Galatians 4:3 So also, when we were children, we were enslaved under the basic principles of the world. 4 But when the time had fully come, God sent His Son, born of a woman, born under the law, 5 to redeem those under the law, that we might receive our adoption as sons. 6 And because you are sons, God sent the Spirit of His Son into our hearts, crying out, “Abba, Father!” 7 So you are no longer a slave, but a son; and since you are a son, you are also an heir through God.
1 John 3:1 See how very much our Father loves us, for he calls us his children, and that is what we are! (NLT)
Matthew 6:25Therefore I tell you, do not worry about your life, what you will eat or drink; or about your body, what you will wear. Is not life more than food, and the body more than clothes? 26Look at the birds of the air: They do not sow or reap or gather into barns—and yet your heavenly Father feeds them. Are you not much more valuable than they? 27Who of you by worrying can add a single hour to his life?

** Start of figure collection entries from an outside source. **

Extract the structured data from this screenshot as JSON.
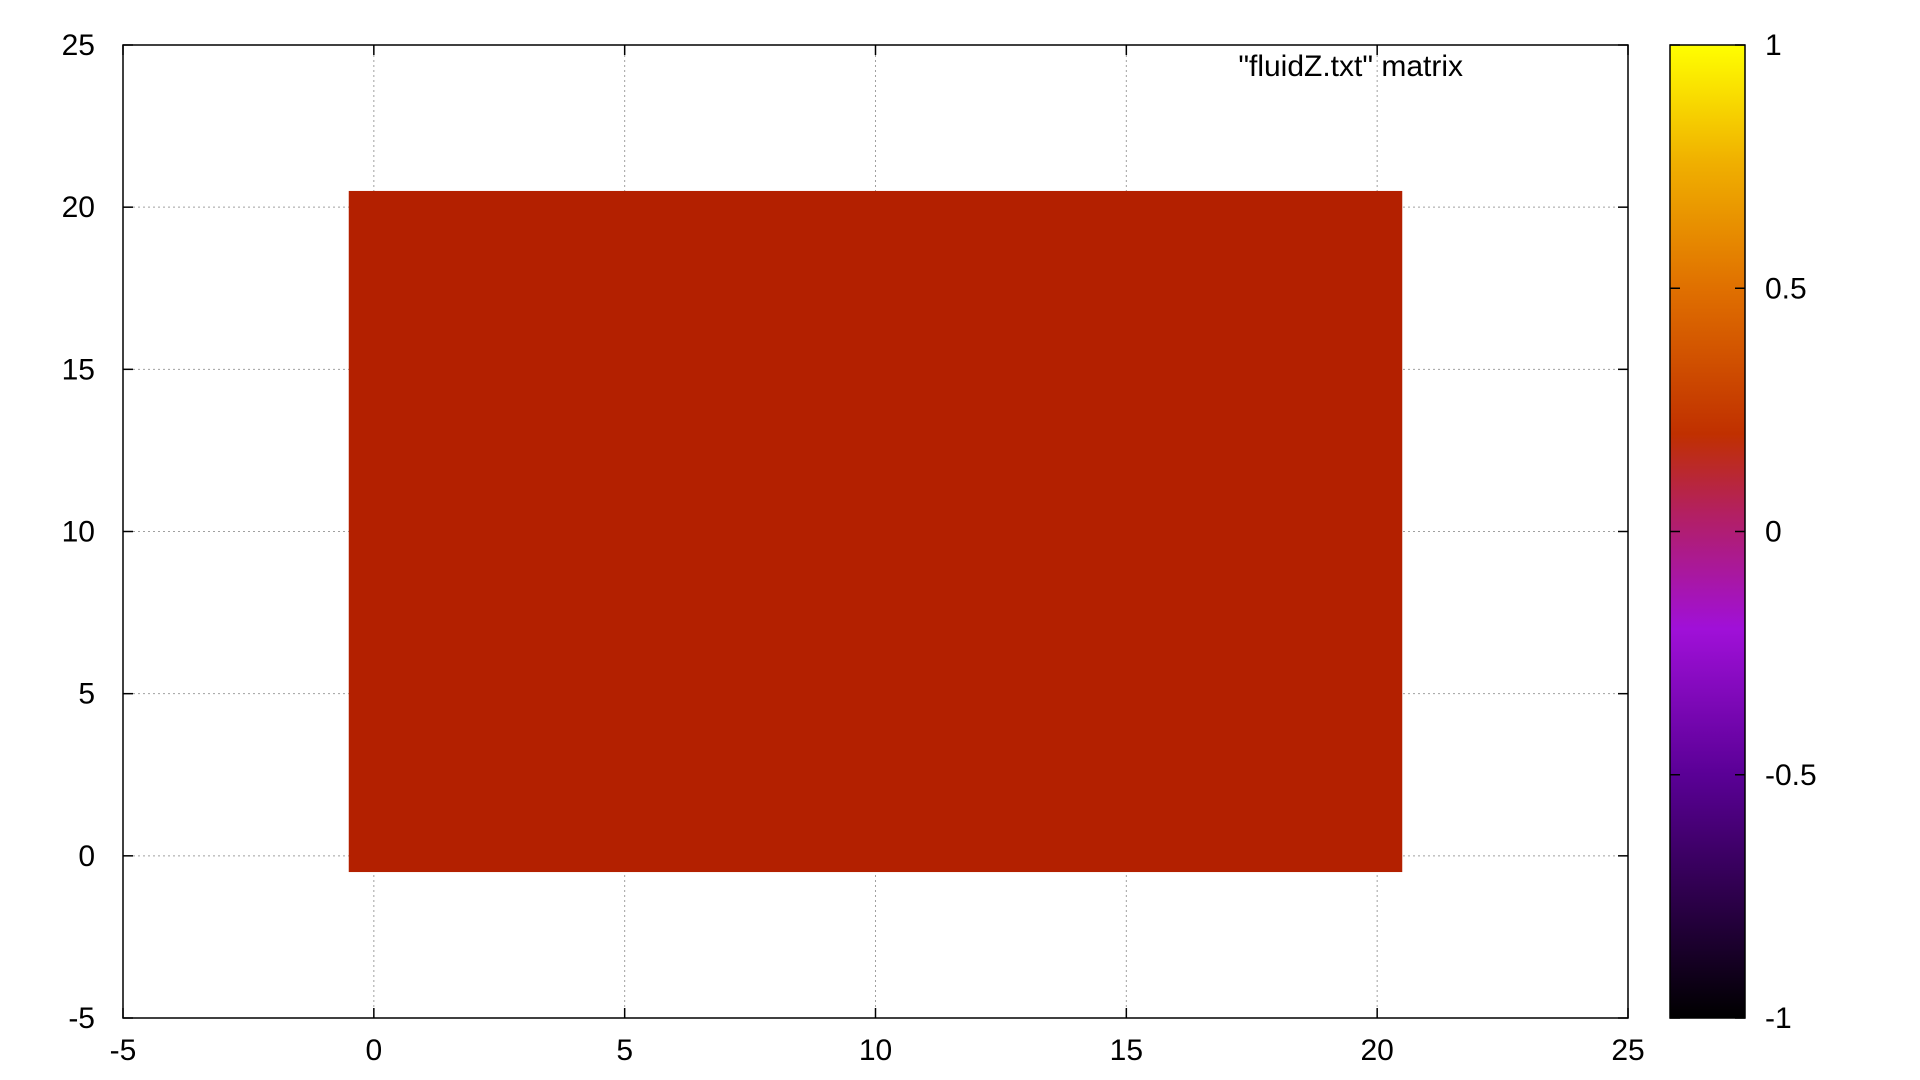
{
  "chart_data": {
    "type": "heatmap",
    "title": "\"fluidZ.txt\" matrix",
    "legend_position": "top-right",
    "xlim": [
      -5,
      25
    ],
    "ylim": [
      -5,
      25
    ],
    "x_ticks": [
      -5,
      0,
      5,
      10,
      15,
      20,
      25
    ],
    "y_ticks": [
      -5,
      0,
      5,
      10,
      15,
      20,
      25
    ],
    "x_tick_labels": [
      "-5",
      "0",
      "5",
      "10",
      "15",
      "20",
      "25"
    ],
    "y_tick_labels": [
      "-5",
      "0",
      "5",
      "10",
      "15",
      "20",
      "25"
    ],
    "grid": true,
    "matrix": {
      "x_range": [
        0,
        20
      ],
      "y_range": [
        0,
        20
      ],
      "cell_size": 1,
      "value": 0,
      "color": "#b32000"
    },
    "colorbar": {
      "range": [
        -1,
        1
      ],
      "ticks": [
        -1,
        -0.5,
        0,
        0.5,
        1
      ],
      "tick_labels": [
        "-1",
        "-0.5",
        "0",
        "0.5",
        "1"
      ],
      "palette": [
        {
          "stop": 0,
          "color": "#000000"
        },
        {
          "stop": 0.25,
          "color": "#5a0096"
        },
        {
          "stop": 0.4,
          "color": "#a010d8"
        },
        {
          "stop": 0.52,
          "color": "#b32060"
        },
        {
          "stop": 0.6,
          "color": "#c03000"
        },
        {
          "stop": 0.75,
          "color": "#e07000"
        },
        {
          "stop": 0.88,
          "color": "#f0b000"
        },
        {
          "stop": 1,
          "color": "#ffff00"
        }
      ]
    }
  }
}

28And why do you worry about clothes? Consider how the lilies of the field grow: They do not labor or spin. 29Yet I tell you that not even Solomon in all his glory was adorned like one of these. 30If that is how God clothes the grass of the field, which is here today and tomorrow is thrown into the furnace, will He not much more clothe you, O you of little faith?
31Therefore do not worry, saying, ‘What shall we eat?’ or ‘What shall we drink?’ or ‘What shall we wear?’ 32For the Gentiles strive after all these things, and your heavenly Father knows that you need them. 33But seek first the kingdom of God and His righteousness, and all these things will be added unto you.
Hebrews 12:2 Let us fix our eyes on Jesus, the author and perfecter of our faith, who for the joy set before Him endured the cross, scorning its shame, and sat down at the right hand of the throne of God. 3Consider Him who endured such hostility from sinners, so that you will not grow weary and lose heart.